Community programs are supplementing the Grab-and-Go program but they too are lagging behind last summer’s participation and may not be enough to meet demand.
“Hawaii Child Nutrition Programs is still working to get prior community sponsors to serve meals this summer as well as recruit new sponsors,” said Nicole Woo, senior policy analyst for Hawaii Appleseed Center for Law and Economic Justice. “Especially this year, when we know there’s so much more need, we hope more sponsors will come on board, and that DOE will get more schools to serve meals.”
“It’s understandable that the pandemic is causing challenges, but we’re just trying to find a way to get as many sites open as possible,” she added.
Last summer, free meals were available to children at 71 public schools, a record high, through the federally funded program.
The breakfasts and lunches being offered at 51 public schools this summer are free to children 18 years or younger, regardless of eligibility for subsidized meals, and to special ed students through age 22. Children do not have to attend the school where they pick up the meal.
Some campuses are taking a break this week and will resume meal service on June 8. Most will operate through July 17.
Community organizations offering summer meals this year include the YMCA, which is sponsoring free meals at 11 locations, and Kama‘aina Kids, which is working at various preschools.
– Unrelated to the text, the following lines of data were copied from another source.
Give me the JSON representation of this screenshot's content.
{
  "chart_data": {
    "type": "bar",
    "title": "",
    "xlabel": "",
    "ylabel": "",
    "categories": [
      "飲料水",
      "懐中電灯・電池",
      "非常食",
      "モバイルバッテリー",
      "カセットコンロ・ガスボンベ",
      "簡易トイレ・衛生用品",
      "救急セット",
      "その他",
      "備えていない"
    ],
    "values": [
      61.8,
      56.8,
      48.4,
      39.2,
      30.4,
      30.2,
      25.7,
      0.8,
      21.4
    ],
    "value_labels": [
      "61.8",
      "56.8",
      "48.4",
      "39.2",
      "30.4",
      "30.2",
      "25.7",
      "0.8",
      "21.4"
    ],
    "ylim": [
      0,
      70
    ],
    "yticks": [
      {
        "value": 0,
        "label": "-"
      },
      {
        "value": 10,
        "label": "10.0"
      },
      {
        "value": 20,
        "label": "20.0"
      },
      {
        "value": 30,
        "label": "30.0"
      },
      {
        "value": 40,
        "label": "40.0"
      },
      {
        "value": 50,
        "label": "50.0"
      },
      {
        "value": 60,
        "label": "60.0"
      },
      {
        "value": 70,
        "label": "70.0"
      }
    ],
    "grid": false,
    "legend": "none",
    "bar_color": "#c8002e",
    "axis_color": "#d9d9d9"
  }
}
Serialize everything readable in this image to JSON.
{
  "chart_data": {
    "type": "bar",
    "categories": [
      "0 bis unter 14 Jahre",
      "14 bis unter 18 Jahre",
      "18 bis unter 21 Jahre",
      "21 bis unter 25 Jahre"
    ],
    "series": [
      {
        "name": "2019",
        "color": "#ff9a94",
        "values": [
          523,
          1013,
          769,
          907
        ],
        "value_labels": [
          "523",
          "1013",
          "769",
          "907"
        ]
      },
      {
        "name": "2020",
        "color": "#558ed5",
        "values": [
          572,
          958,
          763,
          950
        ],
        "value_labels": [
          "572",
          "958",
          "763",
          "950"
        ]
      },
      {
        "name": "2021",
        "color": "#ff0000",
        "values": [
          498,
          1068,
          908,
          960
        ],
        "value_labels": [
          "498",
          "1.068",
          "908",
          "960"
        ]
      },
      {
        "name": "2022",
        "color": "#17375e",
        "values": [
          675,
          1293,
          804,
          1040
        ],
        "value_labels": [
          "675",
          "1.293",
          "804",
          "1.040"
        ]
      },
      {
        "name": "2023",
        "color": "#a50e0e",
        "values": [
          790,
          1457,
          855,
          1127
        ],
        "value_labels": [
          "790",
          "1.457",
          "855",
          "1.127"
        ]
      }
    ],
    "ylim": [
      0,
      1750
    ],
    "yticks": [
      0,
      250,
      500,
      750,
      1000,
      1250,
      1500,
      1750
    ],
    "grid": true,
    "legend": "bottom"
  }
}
Other providers include Palama Settlement, Parents and Children Together and Windward Nazarene Academy.
Waianae Coast Comprehensive Health Center is giving out grab-and-go breakfasts and lunches for keiki and kupuna at four sites from 10 a.m. to noon through July 31.
At participating public schools, breakfast is served from 7:30 to 8 a.m. and lunch from 11:30 to noon, with meals handed off to via walk-up or drive-thru.
A list of campuses offering those summer meals, as well as a separate list of community organizations on board so far, may be found online at hawaiipublicschools.org.